After being runner-up for the second straight year in the over-60 lightweight class at what is arguably the most prestigious masters bodybuilding contest in the country, I had approached one of the judges seeking advice on how to improve my standings. When he asked what class I competed in, I answered, “Over-60 lightweight.” The judge, with knitted eyebrows, replied, “You’re over 60? It is what it is. Just work on conditioning.”
Now, that extremely revealing statement was doubly surprising to me since I am generally known for coming into a show in good condition. The judge went on to admit that he didn’t even take notes on contestants in that age category. Rather than take this decidedly dismissive answer personally, I asked myself, “What does this attitude mean, and where does it come from?”
Here’s what it means: “It is what it is. Just work on conditioning.” Translation: “At your age you are not going to improve in muscular development; all that is left for you is to work on your conditioning.”
And here, in part, is where that attitude comes from: Our culture has accepted and perpetuated powerful and pervasive negative assumptions about aging. Many of which are false. Even within the supposedly enlightened bodybuilding community many widely held yet unsupported beliefs form the basis of our training methods and goal setting.
Don’t believe it? If you read the pages of this magazine (and others as well), you will find that legitimate research has continued to debunk some of bodybuilding’s most sacred bovines. For example: Keto diets are probably not your best bet for long-term bodybuilding success. Low reps and heavy weight are great for strength but are not necessarily the optimum way to build size.
Old beliefs, like old habits, die hard. Sometimes, experiencing something for yourself is the only thing that can change a long-held belief. I encountered a great example of that recently.
While competing at the Florida Championships (got first in over-60 division), I had a chance to chat with respected national judge and NPC Central Florida District Chairman Peter Fancher. We discussed the other judge’s comments, and Fancher, himself a successful masters competitor in the early ’90s, admitted with his usual candor that up until lately he had believed the same thing. Pete, who is in his ’60s, changed his mind when he observed recent significant improvements in his own physique, which he credits to a friend’s guidance in adopting advanced training techniques.
Indeed, many of today’s top masters competitors are forging new ground in areas of physique excellence—virtually redefining the limits of age-related muscular development. You can see this from the top IFBB pros, many of whom are in their mid-to-late 40s, on down to the ripped and muscled masters competitors showing up in increasing numbers even at smaller, local shows.
The top show promoters are well aware of this trend.
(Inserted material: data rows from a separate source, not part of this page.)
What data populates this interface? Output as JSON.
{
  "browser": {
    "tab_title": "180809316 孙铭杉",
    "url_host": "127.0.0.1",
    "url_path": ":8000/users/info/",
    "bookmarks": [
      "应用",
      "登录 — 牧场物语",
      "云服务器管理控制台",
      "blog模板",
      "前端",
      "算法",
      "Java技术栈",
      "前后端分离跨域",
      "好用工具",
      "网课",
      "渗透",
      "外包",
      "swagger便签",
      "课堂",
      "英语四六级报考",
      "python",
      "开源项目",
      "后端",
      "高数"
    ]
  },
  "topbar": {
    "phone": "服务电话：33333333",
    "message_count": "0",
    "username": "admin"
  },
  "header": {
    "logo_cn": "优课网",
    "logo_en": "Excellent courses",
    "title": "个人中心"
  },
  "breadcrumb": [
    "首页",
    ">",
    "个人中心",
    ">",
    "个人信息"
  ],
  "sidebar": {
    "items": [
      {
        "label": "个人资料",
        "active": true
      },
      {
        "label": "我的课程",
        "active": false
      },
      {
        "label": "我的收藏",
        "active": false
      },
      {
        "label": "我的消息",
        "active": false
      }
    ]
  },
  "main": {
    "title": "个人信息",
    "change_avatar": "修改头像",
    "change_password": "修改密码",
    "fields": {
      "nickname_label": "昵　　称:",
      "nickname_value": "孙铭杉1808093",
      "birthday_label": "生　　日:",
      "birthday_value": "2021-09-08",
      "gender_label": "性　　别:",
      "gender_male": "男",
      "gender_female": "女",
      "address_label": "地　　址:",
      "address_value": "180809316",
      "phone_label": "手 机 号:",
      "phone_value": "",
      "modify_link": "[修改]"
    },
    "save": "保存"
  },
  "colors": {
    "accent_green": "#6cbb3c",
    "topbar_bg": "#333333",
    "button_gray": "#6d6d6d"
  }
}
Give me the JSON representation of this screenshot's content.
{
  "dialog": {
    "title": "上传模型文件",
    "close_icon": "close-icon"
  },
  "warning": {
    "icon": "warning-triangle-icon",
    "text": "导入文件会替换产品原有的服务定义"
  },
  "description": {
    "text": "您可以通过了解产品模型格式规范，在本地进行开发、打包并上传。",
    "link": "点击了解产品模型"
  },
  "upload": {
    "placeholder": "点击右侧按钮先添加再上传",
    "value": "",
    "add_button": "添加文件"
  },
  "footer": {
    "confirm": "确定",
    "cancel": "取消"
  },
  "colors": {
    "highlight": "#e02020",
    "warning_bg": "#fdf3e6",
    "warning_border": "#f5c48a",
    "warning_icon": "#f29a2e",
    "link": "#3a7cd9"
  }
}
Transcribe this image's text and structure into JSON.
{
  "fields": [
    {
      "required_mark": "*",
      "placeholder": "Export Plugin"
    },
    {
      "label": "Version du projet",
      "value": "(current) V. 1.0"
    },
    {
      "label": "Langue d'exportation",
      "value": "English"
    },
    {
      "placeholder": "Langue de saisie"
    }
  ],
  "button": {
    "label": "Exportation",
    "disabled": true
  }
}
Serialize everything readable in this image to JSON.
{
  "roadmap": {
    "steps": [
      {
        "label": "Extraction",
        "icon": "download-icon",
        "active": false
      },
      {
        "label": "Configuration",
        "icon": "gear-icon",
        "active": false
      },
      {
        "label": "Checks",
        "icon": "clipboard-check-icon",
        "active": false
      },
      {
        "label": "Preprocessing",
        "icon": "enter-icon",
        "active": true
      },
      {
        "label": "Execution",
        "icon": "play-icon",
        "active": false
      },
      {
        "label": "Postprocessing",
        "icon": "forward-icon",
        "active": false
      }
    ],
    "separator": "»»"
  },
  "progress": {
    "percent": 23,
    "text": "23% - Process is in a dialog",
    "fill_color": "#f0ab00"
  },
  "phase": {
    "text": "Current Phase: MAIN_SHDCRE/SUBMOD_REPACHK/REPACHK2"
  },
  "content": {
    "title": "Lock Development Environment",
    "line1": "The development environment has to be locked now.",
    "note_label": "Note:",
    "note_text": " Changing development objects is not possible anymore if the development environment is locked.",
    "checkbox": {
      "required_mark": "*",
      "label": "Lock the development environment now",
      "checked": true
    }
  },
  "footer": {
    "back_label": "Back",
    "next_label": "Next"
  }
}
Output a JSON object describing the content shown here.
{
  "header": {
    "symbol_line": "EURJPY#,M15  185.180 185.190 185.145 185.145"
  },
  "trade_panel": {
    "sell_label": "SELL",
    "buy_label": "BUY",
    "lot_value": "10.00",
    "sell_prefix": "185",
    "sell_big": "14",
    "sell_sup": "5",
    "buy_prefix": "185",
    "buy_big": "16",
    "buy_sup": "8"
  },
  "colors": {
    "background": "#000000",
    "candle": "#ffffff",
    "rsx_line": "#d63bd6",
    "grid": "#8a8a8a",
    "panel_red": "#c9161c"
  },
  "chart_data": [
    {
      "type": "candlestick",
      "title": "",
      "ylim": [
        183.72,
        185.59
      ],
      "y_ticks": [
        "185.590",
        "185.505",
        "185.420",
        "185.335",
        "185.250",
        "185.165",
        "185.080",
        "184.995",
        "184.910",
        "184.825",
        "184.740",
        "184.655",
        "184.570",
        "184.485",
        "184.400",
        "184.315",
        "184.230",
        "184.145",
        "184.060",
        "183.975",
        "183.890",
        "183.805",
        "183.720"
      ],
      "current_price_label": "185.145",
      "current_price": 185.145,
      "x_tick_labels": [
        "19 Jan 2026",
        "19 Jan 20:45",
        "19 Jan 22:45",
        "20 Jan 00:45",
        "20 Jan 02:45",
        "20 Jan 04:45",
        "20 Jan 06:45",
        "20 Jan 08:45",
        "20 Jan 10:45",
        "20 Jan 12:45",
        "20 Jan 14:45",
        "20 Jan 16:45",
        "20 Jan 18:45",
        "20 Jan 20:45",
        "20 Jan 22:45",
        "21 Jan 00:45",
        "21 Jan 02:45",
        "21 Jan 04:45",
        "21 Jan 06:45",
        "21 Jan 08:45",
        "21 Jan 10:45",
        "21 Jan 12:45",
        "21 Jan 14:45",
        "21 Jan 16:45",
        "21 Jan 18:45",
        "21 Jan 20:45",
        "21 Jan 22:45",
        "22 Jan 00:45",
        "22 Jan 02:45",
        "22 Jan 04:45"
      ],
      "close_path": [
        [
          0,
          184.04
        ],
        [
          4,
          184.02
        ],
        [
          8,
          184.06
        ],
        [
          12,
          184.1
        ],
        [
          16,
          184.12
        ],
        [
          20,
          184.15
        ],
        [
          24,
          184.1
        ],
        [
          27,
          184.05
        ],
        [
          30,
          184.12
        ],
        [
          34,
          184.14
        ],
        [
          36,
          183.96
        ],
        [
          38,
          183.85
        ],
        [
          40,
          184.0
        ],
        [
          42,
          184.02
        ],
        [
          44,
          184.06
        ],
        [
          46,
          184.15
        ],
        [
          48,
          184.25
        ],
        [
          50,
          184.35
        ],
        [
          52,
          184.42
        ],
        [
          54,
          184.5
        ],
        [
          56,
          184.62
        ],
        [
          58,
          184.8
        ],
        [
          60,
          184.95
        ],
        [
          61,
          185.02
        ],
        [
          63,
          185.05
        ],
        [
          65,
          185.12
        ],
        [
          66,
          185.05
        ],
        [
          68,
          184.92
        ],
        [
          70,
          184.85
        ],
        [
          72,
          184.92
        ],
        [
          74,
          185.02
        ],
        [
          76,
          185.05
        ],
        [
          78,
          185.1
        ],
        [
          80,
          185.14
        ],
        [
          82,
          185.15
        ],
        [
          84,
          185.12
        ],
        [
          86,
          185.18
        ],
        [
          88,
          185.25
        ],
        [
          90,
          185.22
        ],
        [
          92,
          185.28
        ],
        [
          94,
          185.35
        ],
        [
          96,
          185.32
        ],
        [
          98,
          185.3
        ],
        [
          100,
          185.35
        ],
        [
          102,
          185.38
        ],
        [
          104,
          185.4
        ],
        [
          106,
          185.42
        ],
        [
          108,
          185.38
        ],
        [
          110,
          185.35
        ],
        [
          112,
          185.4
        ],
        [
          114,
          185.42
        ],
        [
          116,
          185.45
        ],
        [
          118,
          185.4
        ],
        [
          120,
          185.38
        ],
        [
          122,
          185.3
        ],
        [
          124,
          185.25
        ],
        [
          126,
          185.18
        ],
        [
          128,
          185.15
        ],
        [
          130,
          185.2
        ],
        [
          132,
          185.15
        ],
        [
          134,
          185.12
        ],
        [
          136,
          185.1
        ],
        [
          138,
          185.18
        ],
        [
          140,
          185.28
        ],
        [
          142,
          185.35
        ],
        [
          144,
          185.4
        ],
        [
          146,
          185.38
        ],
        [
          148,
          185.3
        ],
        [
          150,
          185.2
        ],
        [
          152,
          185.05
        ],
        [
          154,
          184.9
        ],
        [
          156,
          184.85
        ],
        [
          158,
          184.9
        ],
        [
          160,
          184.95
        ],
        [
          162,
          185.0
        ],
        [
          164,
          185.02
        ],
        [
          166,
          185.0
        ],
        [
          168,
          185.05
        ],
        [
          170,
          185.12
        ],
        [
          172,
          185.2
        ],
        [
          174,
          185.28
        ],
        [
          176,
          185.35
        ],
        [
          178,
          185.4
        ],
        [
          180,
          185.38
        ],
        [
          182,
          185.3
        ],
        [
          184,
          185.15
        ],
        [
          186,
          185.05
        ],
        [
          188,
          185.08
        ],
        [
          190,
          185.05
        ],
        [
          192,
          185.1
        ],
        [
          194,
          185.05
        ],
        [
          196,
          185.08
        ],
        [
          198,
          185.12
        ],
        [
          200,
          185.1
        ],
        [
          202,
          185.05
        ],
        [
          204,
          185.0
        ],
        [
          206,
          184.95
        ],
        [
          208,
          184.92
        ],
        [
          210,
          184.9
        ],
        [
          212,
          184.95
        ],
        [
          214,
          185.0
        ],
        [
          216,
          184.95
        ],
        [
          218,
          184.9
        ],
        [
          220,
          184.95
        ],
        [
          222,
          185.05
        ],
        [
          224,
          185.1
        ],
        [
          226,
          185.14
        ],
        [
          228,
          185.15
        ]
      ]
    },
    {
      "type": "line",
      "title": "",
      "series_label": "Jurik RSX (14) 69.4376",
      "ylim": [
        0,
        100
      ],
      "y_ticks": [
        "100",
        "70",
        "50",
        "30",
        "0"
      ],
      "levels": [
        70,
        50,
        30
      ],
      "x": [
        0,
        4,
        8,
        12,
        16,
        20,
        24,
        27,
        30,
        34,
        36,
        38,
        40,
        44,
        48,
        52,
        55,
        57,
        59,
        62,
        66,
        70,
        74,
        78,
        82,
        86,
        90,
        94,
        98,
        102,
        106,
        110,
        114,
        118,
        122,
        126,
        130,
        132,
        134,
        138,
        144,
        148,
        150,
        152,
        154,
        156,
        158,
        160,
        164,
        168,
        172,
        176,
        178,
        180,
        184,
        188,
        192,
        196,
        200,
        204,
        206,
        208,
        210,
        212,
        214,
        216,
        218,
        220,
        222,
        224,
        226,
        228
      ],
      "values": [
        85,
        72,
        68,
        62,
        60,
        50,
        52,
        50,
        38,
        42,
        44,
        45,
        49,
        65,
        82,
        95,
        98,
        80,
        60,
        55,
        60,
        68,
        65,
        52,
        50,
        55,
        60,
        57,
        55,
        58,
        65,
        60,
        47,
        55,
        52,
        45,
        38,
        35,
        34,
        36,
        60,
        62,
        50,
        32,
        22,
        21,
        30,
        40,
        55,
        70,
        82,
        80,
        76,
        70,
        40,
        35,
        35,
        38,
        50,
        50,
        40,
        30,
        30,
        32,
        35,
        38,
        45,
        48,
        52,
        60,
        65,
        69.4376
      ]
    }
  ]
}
Gary Udit, promoter of the NPC Masters Nationals, told me that he advises anyone even thinking of competing in one of the national events to either attend the show first as a spectator or take a close look online at the amazing quality of the competitors.
“What you believe is the most powerful predictor of what you will achieve.”
What if you are an older gym rat, one who’s never been to the Masters Nationals or wasn’t quite lucky enough to have a friend who helped guide you to bodybuilding success in your later years? You might believe, just as the first judge I talked with did, that meaningful muscle-building progress is not possible because of your age. If that is what you believe, then that is how you will train—tentatively and with a kind of fatalism, certain that your best days are behind you.
Even if you are a young bodybuilder, you may still have fallen prey to a negative assumption. Let’s say that somewhere along the line in the pursuit of your sport you accepted the label of “hardgainer.” From then on your training likely suffered as much from the belief in that label as from any actual genetic disadvantage.
As far as muscle hypertrophy and aging are concerned, I have yet to see a scientific study that has placed a definitive age limit on the human body’s ability to generate muscle. In addition, I, and many others, have seen considerable muscle growth well into our 60s.
So don’t fall victim to poisoned perceptions. Train with passion and perseverance, and find out for yourself what your own potential might be—at any age.